Dinner with a Centaur

Yes, I had a dinner date with a centaur (and yes, they do exist).

And to impress, I found this great cookbook called The Centaur's Kitchen.  

It is the most fun cookbook I have come across in a long time and I highly recommend it to cooks and non-cooks, humans and centaurs. And you can support somerville kitchen by clicking on this amazon link and buying it via my distribution contract with amazon.

The way I see this book is advice on how to cook stuff with recipes thrown in as examples. Here is how I put it to the test.


Roast Chicken (page 107)
 
According to this book, best to roast a chicken on its side rather than on its back, and turning it around half way through cooking (which I did and I think it worked).

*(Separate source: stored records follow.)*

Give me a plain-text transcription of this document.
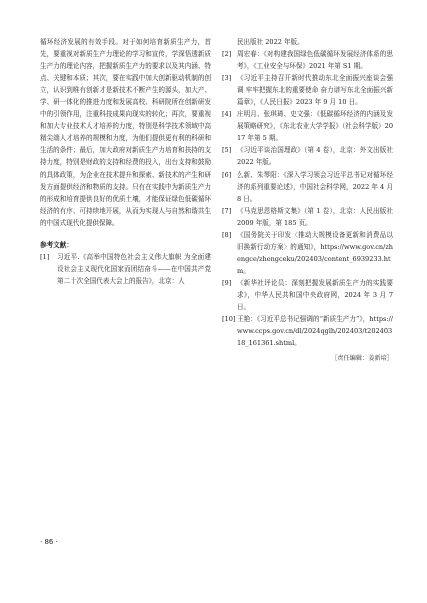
循环经济发展的有效手段。对于如何培育新质生产力，首先，要重视对新质生产力理论的学习和宣传，学深悟透新质生产力的理论内容，把握新质生产力的要求以及其内涵、特点、关键和本质；其次，要在实践中加大创新驱动机制的创立，认识到唯有创新才是新技术不断产生的源头，加大产、学、研一体化的推进力度和发展高校、科研院所在创新研发中的引领作用，注重科技成果向现实的转化；再次，要重视和加大专业技术人才培养的力度，特别是科学技术领域中高精尖端人才培养的规模和力度，为他们提供更有利的科研和生活的条件；最后，加大政府对新质生产力培育和扶持的支持力度，特别是财政的支持和经费的投入，出台支持和鼓励的具体政策，为企业在技术提升和探索、新技术的产生和研发方面提供经济和物质的支持。只有在实践中为新质生产力的形成和培育提供良好的优质土壤，才能保证绿色低碳循环经济的有序、可持续地开展，从而为实现人与自然和谐共生的中国式现代化提供保障。

参考文献：

[1] 习近平.《高举中国特色社会主义伟大旗帜 为全面建设社会主义现代化国家而团结奋斗——在中国共产党第二十次全国代表大会上的报告》，北京：人

民出版社 2022 年版。

[2] 周宏春：《对构建我国绿色低碳循环发展经济体系的思考》，《工业安全与环保》2021 年第 S1 期。

[3] 《习近平主持召开新时代推动东北全面振兴座谈会强调 牢牢把握东北的重要使命 奋力谱写东北全面振兴新篇章》，《人民日报》2023 年 9 月 10 日。

[4] 庄明月、张琪琦、史文强：《低碳循环经济的内涵及发展策略研究》，《东北农业大学学报》（社会科学版）2017 年第 5 期。

[5] 《习近平谈治国理政》（第 4 卷），北京：外文出版社 2022 年版。

[6] 么新、朱琴阳：《深入学习领会习近平总书记对循环经济的系列重要论述》，中国社会科学网，2022 年 4 月 8 日。

[7] 《马克思恩格斯文集》（第 1 卷），北京：人民出版社 2009 年版，第 185 页。

[8] 《国务院关于印发〈推动大规模设备更新和消费品以旧换新行动方案〉的通知》，https://www.gov.cn/zhengce/zhengceku/202403/content_6939233.htm。

[9] 《新华社评论员：深刻把握发展新质生产力的实践要求》，中华人民共和国中央政府网，2024 年 3 月 7 日。

[10] 王艳：《习近平总书记强调的“新质生产力”》，https://www.ccps.gov.cn/dl/2024qglh/202403/t20240318_161361.shtml。

［责任编辑：姜新培］
· 86 ·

Another hint is to rub the chicken with salt inside and out, put one twig of rosemary or thyme (I have both in le jardin so I put one of each) and a garlic clove inside it.

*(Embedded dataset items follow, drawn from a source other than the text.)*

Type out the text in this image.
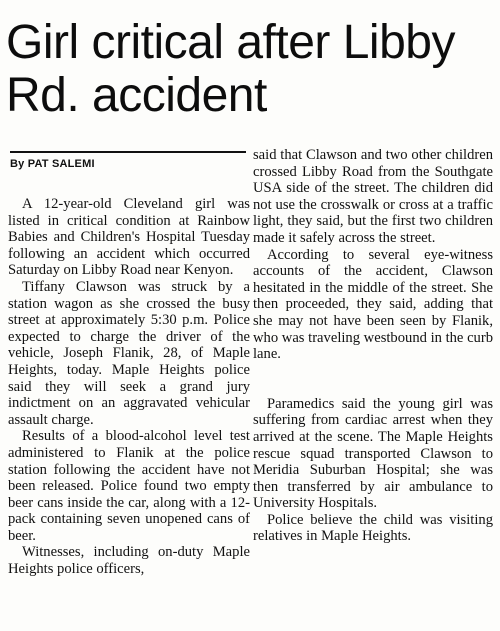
Girl critical after Libby Rd. accident
By PAT SALEMI

A 12-year-old Cleveland girl was listed in critical condition at Rainbow Babies and Children's Hospital Tuesday following an accident which occurred Saturday on Libby Road near Kenyon.

Tiffany Clawson was struck by a station wagon as she crossed the busy street at approximately 5:30 p.m. Police expected to charge the driver of the vehicle, Joseph Flanik, 28, of Maple Heights, today. Maple Heights police said they will seek a grand jury indictment on an aggravated vehicular assault charge.

Results of a blood-alcohol level test administered to Flanik at the police station following the accident have not been released. Police found two empty beer cans inside the car, along with a 12-pack containing seven unopened cans of beer.

Witnesses, including on-duty Maple Heights police officers,

said that Clawson and two other children crossed Libby Road from the Southgate USA side of the street. The children did not use the crosswalk or cross at a traffic light, they said, but the first two children made it safely across the street.

According to several eye-witness accounts of the accident, Clawson hesitated in the middle of the street. She then proceeded, they said, adding that she may not have been seen by Flanik, who was traveling westbound in the curb lane.

Paramedics said the young girl was suffering from cardiac arrest when they arrived at the scene. The Maple Heights rescue squad transported Clawson to Meridia Suburban Hospital; she was then transferred by air ambulance to University Hospitals.

Police believe the child was visiting relatives in Maple Heights.
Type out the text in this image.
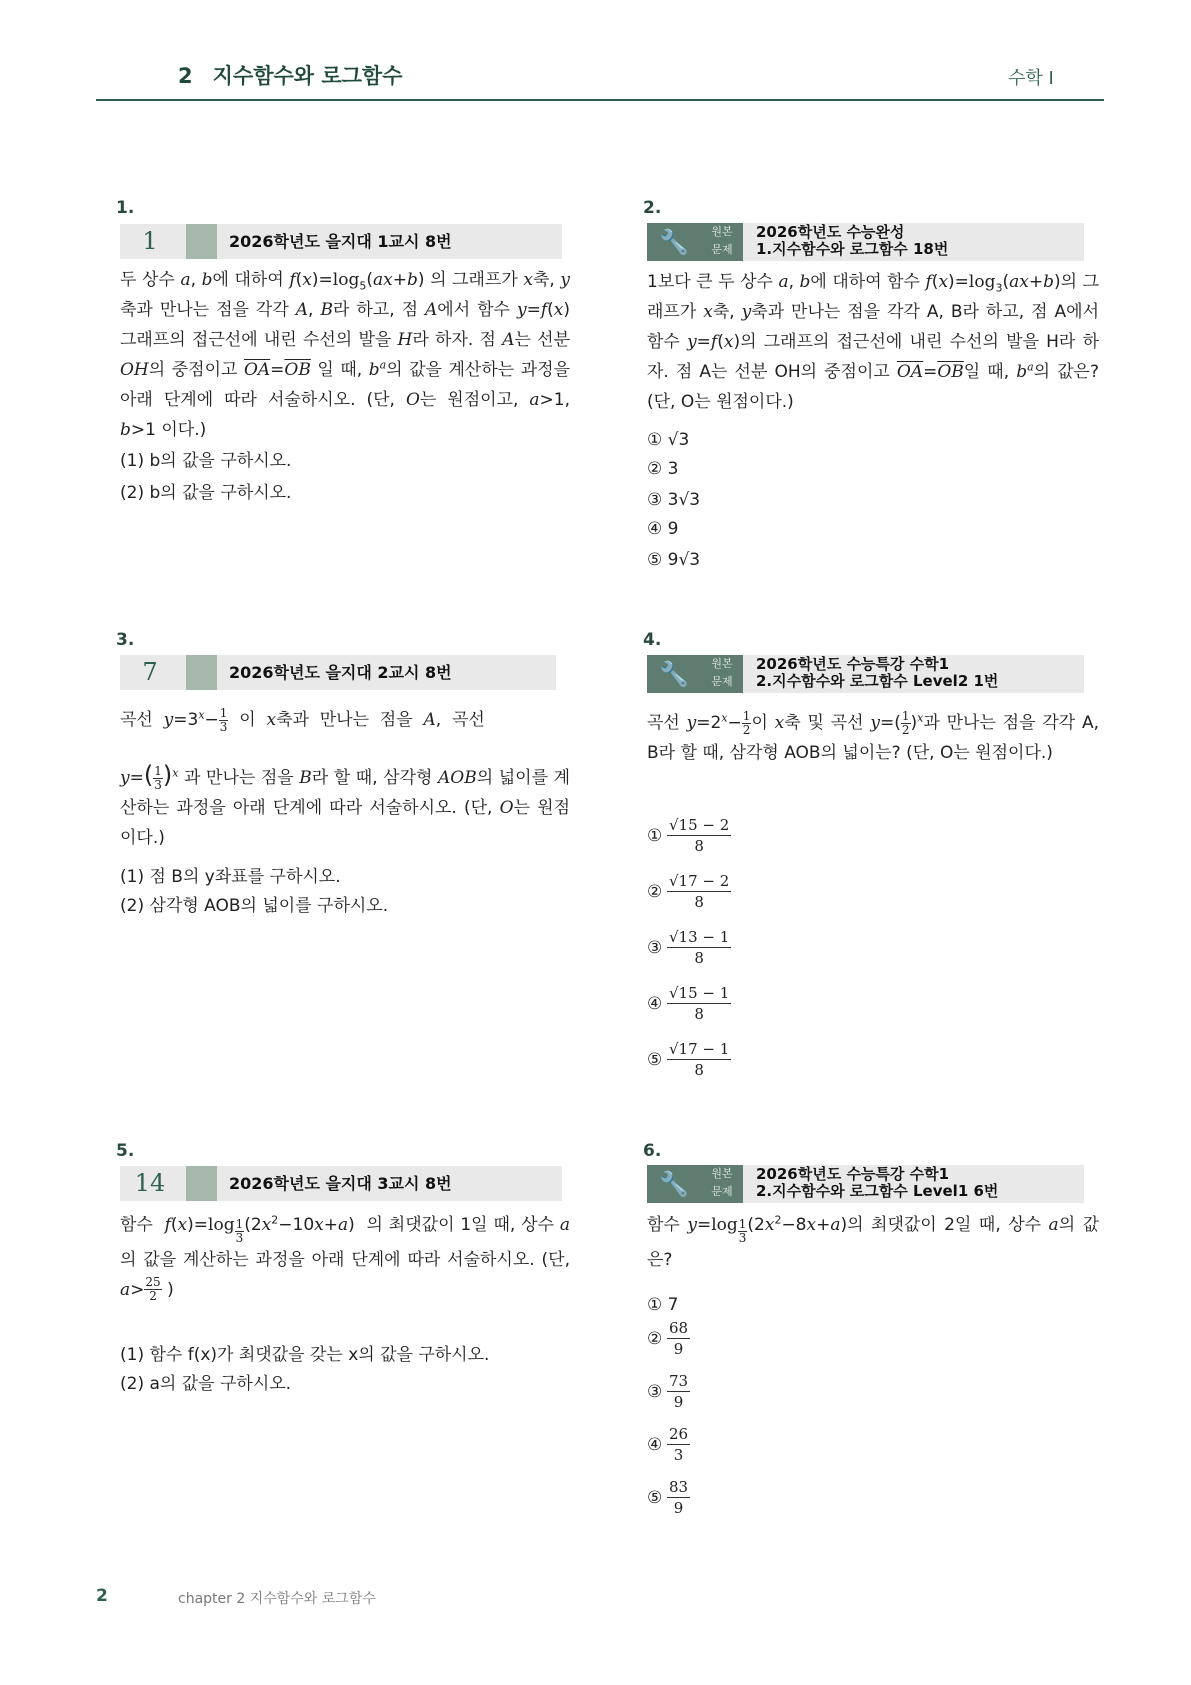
2 지수함수와 로그함수	수학 I
1.
1	2026학년도 을지대 1교시 8번
두 상수 a, b에 대하여 $f(x)=\log_5(ax+b)$ 의 그래프가 x축, y축과 만나는 점을 각각 A, B라 하고, 점 A에서 함수 y=f(x) 그래프의 접근선에 내린 수선의 발을 H라 하자. 점 A는 선분 OH의 중점이고 $\overline{OA}=\overline{OB}$ 일 때, $b^a$의 값을 계산하는 과정을 아래 단계에 따라 서술하시오. (단, O는 원점이고, a>1, b>1 이다.)
(1) b의 값을 구하시오.
(2) b의 값을 구하시오.
2.
🔧	원본
문제
2026학년도 수능완성
1.지수함수와 로그함수 18번
1보다 큰 두 상수 a, b에 대하여 함수 $f(x)=\log_3(ax+b)$의 그래프가 x축, y축과 만나는 점을 각각 A, B라 하고, 점 A에서 함수 y=f(x)의 그래프의 접근선에 내린 수선의 발을 H라 하자. 점 A는 선분 OH의 중점이고 $\overline{OA}=\overline{OB}$일 때, $b^a$의 값은? (단, O는 원점이다.)
① √3
② 3
③ 3√3
④ 9
⑤ 9√3
3.
7	2026학년도 을지대 2교시 8번
곡선  $y=3^x- \frac{1}{3}$  이  x축과  만나는  점을  A,  곡선
$y=( \frac{1}{3})^x$ 과 만나는 점을 B라 할 때, 삼각형 AOB의 넓이를 계산하는 과정을 아래 단계에 따라 서술하시오. (단, O는 원점이다.)
(1) 점 B의 y좌표를 구하시오.
(2) 삼각형 AOB의 넓이를 구하시오.
4.
🔧	원본
문제
2026학년도 수능특강 수학1
2.지수함수와 로그함수 Level2 1번
곡선 $y=2^x- \frac{1}{2}$이 x축 및 곡선 $y=( \frac{1}{2})^x$과 만나는 점을 각각 A, B라 할 때, 삼각형 AOB의 넓이는? (단, O는 원점이다.)
① $\frac{√15 - 2}{8}$
② $\frac{√17 - 2}{8}$
③ $\frac{√13 - 1}{8}$
④ $\frac{√15 - 1}{8}$
⑤ $\frac{√17 - 1}{8}$
5.
14	2026학년도 을지대 3교시 8번
함수  f(x)=log $_{\frac{1}{3}}(2x^2-10x+a)$  의 최댓값이 1일 때, 상수 a의 값을 계산하는 과정을 아래 단계에 따라 서술하시오. (단, $a> \frac{25}{2}$ )
(1) 함수 f(x)가 최댓값을 갖는 x의 값을 구하시오.
(2) a의 값을 구하시오.
6.
🔧	원본
문제
2026학년도 수능특강 수학1
2.지수함수와 로그함수 Level1 6번
함수 y=log $_{\frac{1}{3}}(2x^2-8x+a)$의 최댓값이 2일 때, 상수 a의 값은?
① 7
② $\frac{68}{9}$
③ $\frac{73}{9}$
④ $\frac{26}{3}$
⑤ $\frac{83}{9}$
2	chapter 2 지수함수와 로그함수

Author also suggests reducing oven temperature when the butter starts to sizzle and then cook it on low heat, 15 minutes per pound. The author does not include any oven temperatures in the book, so I started it at 350 and dropped it to 325.

Later, one of the most delicious roasted chicken came out of the oven. I rated it as 9.5 out of 10.


Spinach a la Catalane (page 82)

This sounded good and thought it worked well with roasted chicken. This starts with frying pine nuts and raisins in olive oil until, quoting the author, the raisins swell. Then add the spinach until they welt and change colour. Salt and pepper is all the flavour you need. Another 9.5 out of 10.